What to expect from emerging markets

The last decade has been a mixed blessing for investors in emerging markets. Taken over the whole ten years, to June 2014, emerging markets have comfortably beaten developed markets: the MSCI Emerging Markets index had an annualised total return – including reinvested dividends – of 12.3%, in US dollar terms, compared with 7.84% for the MSCI World index of developed markets.

But gains in the second half of that period were very disappointing compared to what had gone before. During the last five years, annualised returns of 9.58% for emerging markets lagged a long way behind the 15.62% managed by developed economies. So which half of the decade was normal – and what can we expect for emerging markets in the future?

A look at the long term

Tracking emerging-market returns over the long term is difficult due to lack of historic data, since the first broad emerging-market indices such as the MSCI Emerging Markets were only created in the 1980s and 1990s. But Elroy Dimson, Paul Marsh and Mike Staunton, of London Business School, have constructed an index backdated to 1900, based on what would have been considered major emerging markets at each point in time.

According to this index, the annualised return from emerging markets between 1900 and 2013 would have been 7.4% in US dollar terms, versus 8.3% for developed markets. In other words, contrary to what most investors believe, developed markets appear to have beaten emerging markets over the very long term.

This makes the case for investing in emerging markets look very weak. But does it reflect what we can expect from emerging markets in the future? Probably not. Their poor performance largely reflects events in the first half of the 20th century, when revolution and war meant that investors in many emerging economies, such as pre-revolutionary China and Russia, lost everything.

In the more stable conditions that prevailed from 1950 to 2013, emerging markets did rather better, returning 12.5% versus 10.8% for developed markets.

However, as the chart above shows, emerging markets still lagged behind developed marketsin half the decades since 1950. And their outperformance since 2000 was unprecedented by historical standards. This clearly shows the importance of taking a longer-term view and having realistic assumptions about the returns emerging markets are likely to deliver.

Diverging markets

That said, while emerging markets as a whole haven’t done as well as hoped lately, that certainly hasn’t applied to all cases. Over the last few years, returns have diverged much more than many investors realise.
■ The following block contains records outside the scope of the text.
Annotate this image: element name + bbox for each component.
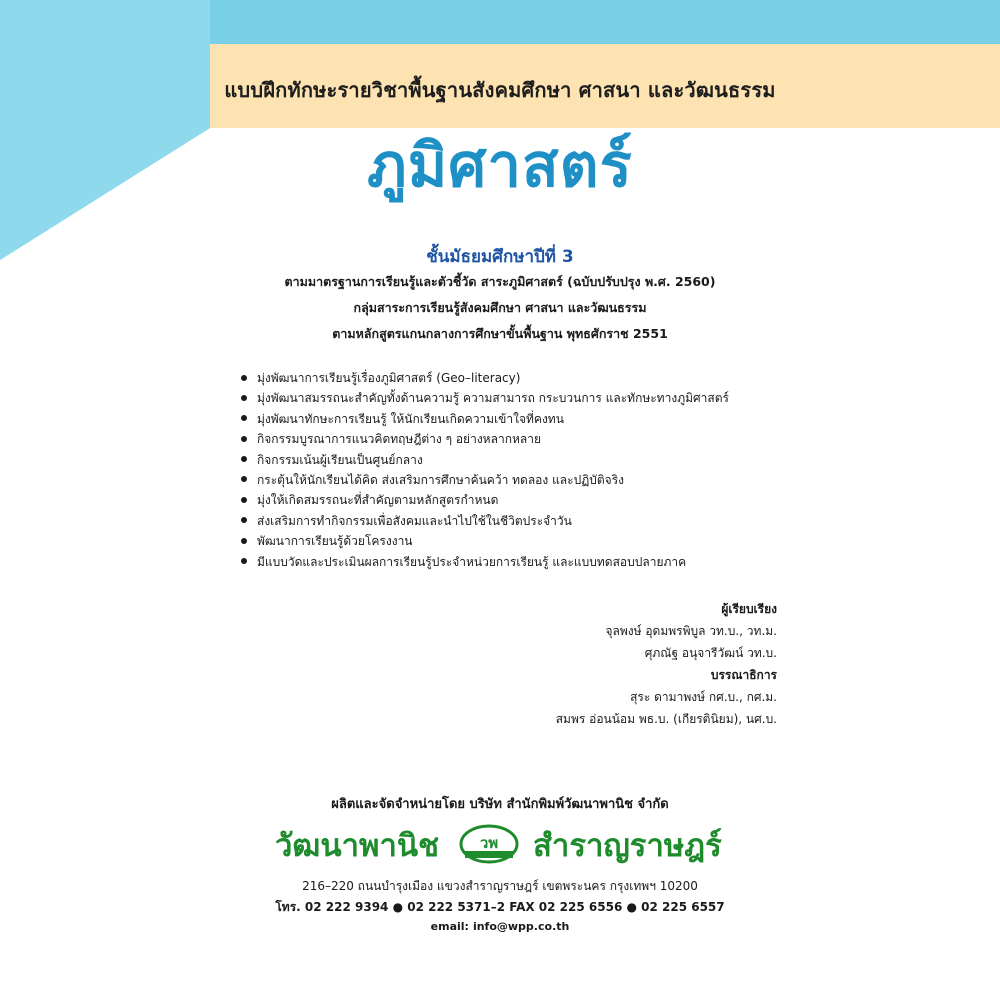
author-name: ศุภณัฐ อนุจารีวัฒน์ วท.บ. xyxy=(644,646,777,660)
grade-level: ชั้นมัธยมศึกษาปีที่ 3 xyxy=(426,247,574,267)
subtitle-curriculum: ตามหลักสูตรแกนกลางการศึกษาขั้นพื้นฐาน พุทธศักราช 2551 xyxy=(332,326,668,341)
bullet-icon xyxy=(241,456,247,462)
bullet-icon xyxy=(241,395,247,401)
publisher-email xyxy=(0,920,1000,933)
author-name: จุลพงษ์ อุดมพรพิบูล วท.บ., วท.ม. xyxy=(605,624,777,638)
editors-heading: บรรณาธิการ xyxy=(710,668,777,682)
feature-item xyxy=(241,490,861,510)
feature-item xyxy=(241,470,861,490)
producer-line: ผลิตและจัดจำหน่ายโดย บริษัท สำนักพิมพ์วัฒนาพานิช จำกัด xyxy=(331,797,669,812)
bullet-icon xyxy=(241,517,247,523)
bullet-icon xyxy=(241,436,247,442)
feature-text: กิจกรรมเน้นผู้เรียนเป็นศูนย์กลาง xyxy=(257,452,423,467)
feature-text: พัฒนาการเรียนรู้ด้วยโครงงาน xyxy=(257,534,413,549)
email-label: email: xyxy=(430,920,469,933)
bullet-icon xyxy=(241,558,247,564)
feature-text: กิจกรรมบูรณาการแนวคิดทฤษฎีต่าง ๆ อย่างหลากหลาย xyxy=(257,432,541,447)
publisher-name-left: วัฒนาพานิช xyxy=(275,828,440,864)
feature-item xyxy=(241,409,861,429)
publisher-logo xyxy=(275,820,735,868)
feature-text: ส่งเสริมการทำกิจกรรมเพื่อสังคมและนำไปใช้ในชีวิตประจำวัน xyxy=(257,513,572,528)
bullet-icon xyxy=(241,375,247,381)
feature-item xyxy=(241,552,861,572)
publisher-phone: โทร. 02 222 9394 ● 02 222 5371–2 FAX 02 225 6556 ● 02 225 6557 xyxy=(275,900,725,914)
editor-name: สมพร อ่อนน้อม พธ.บ. (เกียรตินิยม), นศ.บ. xyxy=(555,712,777,726)
bullet-icon xyxy=(241,538,247,544)
editor-name: สุระ ดามาพงษ์ กศ.บ., กศ.ม. xyxy=(630,690,777,704)
bullet-icon xyxy=(241,497,247,503)
book-title: ภูมิศาสตร์ xyxy=(367,131,633,201)
bullet-icon xyxy=(241,415,247,421)
feature-text: มีแบบวัดและประเมินผลการเรียนรู้ประจำหน่วยการเรียนรู้ และแบบทดสอบปลายภาค xyxy=(257,554,687,569)
feature-text: มุ่งพัฒนาการเรียนรู้เรื่องภูมิศาสตร์ (Geo–literacy) xyxy=(257,371,521,385)
feature-text: กระตุ้นให้นักเรียนได้คิด ส่งเสริมการศึกษาค้นคว้า ทดลอง และปฏิบัติจริง xyxy=(257,472,625,487)
feature-item xyxy=(241,450,861,470)
publisher-emblem-icon xyxy=(459,824,519,864)
feature-text: มุ่งพัฒนาทักษะการเรียนรู้ ให้นักเรียนเกิดความเข้าใจที่คงทน xyxy=(257,411,564,426)
feature-list xyxy=(241,368,861,572)
bullet-icon xyxy=(241,476,247,482)
feature-item xyxy=(241,388,861,408)
emblem-text: วพ xyxy=(479,834,499,852)
series-line: แบบฝึกทักษะรายวิชาพื้นฐานสังคมศึกษา ศาสนา และวัฒนธรรม xyxy=(224,78,776,102)
email-address[interactable]: info@wpp.co.th xyxy=(472,920,570,933)
feature-item xyxy=(241,429,861,449)
feature-text: มุ่งพัฒนาสมรรถนะสำคัญทั้งด้านความรู้ ความสามารถ กระบวนการ และทักษะทางภูมิศาสตร์ xyxy=(257,391,729,406)
feature-item xyxy=(241,511,861,531)
publisher-address: 216–220 ถนนบำรุงเมือง แขวงสำราญราษฎร์ เขตพระนคร กรุงเทพฯ 10200 xyxy=(302,879,698,893)
authors-heading: ผู้เรียบเรียง xyxy=(721,602,777,616)
subtitle-subject-group: กลุ่มสาระการเรียนรู้สังคมศึกษา ศาสนา และวัฒนธรรม xyxy=(353,300,647,315)
feature-text: มุ่งให้เกิดสมรรถนะที่สำคัญตามหลักสูตรกำหนด xyxy=(257,493,499,508)
feature-item xyxy=(241,531,861,551)
subtitle-standards: ตามมาตรฐานการเรียนรู้และตัวชี้วัด สาระภูมิศาสตร์ (ฉบับปรับปรุง พ.ศ. 2560) xyxy=(284,274,716,289)
publisher-name-right: สำราญราษฎร์ xyxy=(533,828,722,864)
feature-item xyxy=(241,368,861,388)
For example, the MSCI Philippines index had an annualised total return of 24.49% in US dollar terms over the last five years, comfortably outperforming both the MSCI Emerging Markets and the MSCI World.

Other southeast Asian markets such as Thailand (19.89%), Malaysia (16.34%) and Indonesia (15.53%) have also seen strong returns. Conversely, other emerging economies such as Brazil (2.47%) and Chile (3.85%) have lagged far behind.

The same is also true at the stock and sector level. Many emerging-market consumer stocks have performed well even while the broader indices have fallen behind.

For example, the MSCI Emerging Market Consumer Staples Index had an annualised return of 17.88%, in US dollar terms, over the past five years. So even during a very weak spell for emerging markets, there have been opportunities to earn good returns.

The importance of value

Of course, that doesn’t mean the markets that have performed best in recent years will continue doing so. Past performance is not a good guide to the future and last year’s star is often next year’s laggard.

Indeed, one reason that emerging-market returns sometimes disappoint is that people get carried away by exciting growth stories and end up overpaying for them.

Many investors are surprised to discover that focusing on value is as useful in emerging markets as it is in the developed world. A recent paper by Matthias Hanauer and Martin Linhart, of Technische Universität München, found that value stocks outperformed growth ones in emerging markets by an average of 0.93 percentage points per month over the period from 1996 to 2012.

At a country level, Dimson, Marsh and Staunton found that countries with the highest trailing dividend yield outperformed the lowest yielders by 19 percentage points per year on average, over the period from 1976 to 2013.

They also found that investing in countries with the highest growth over the past five years – as investors will often do if they give too much weight to the recent past – delivered worst returns, while those with lower historic growth substantially outperformed.

The good news is that many emerging markets look relatively cheap. The MSCI Emerging Markets index trades on a price/earnings ratio of 13, compared to 18 for the MSCI World. That implies that emerging markets could well be set to outperform developed markets over the medium term. But investors should be aware that the exceptional returns of the early 2000s are unlikely to be repeated.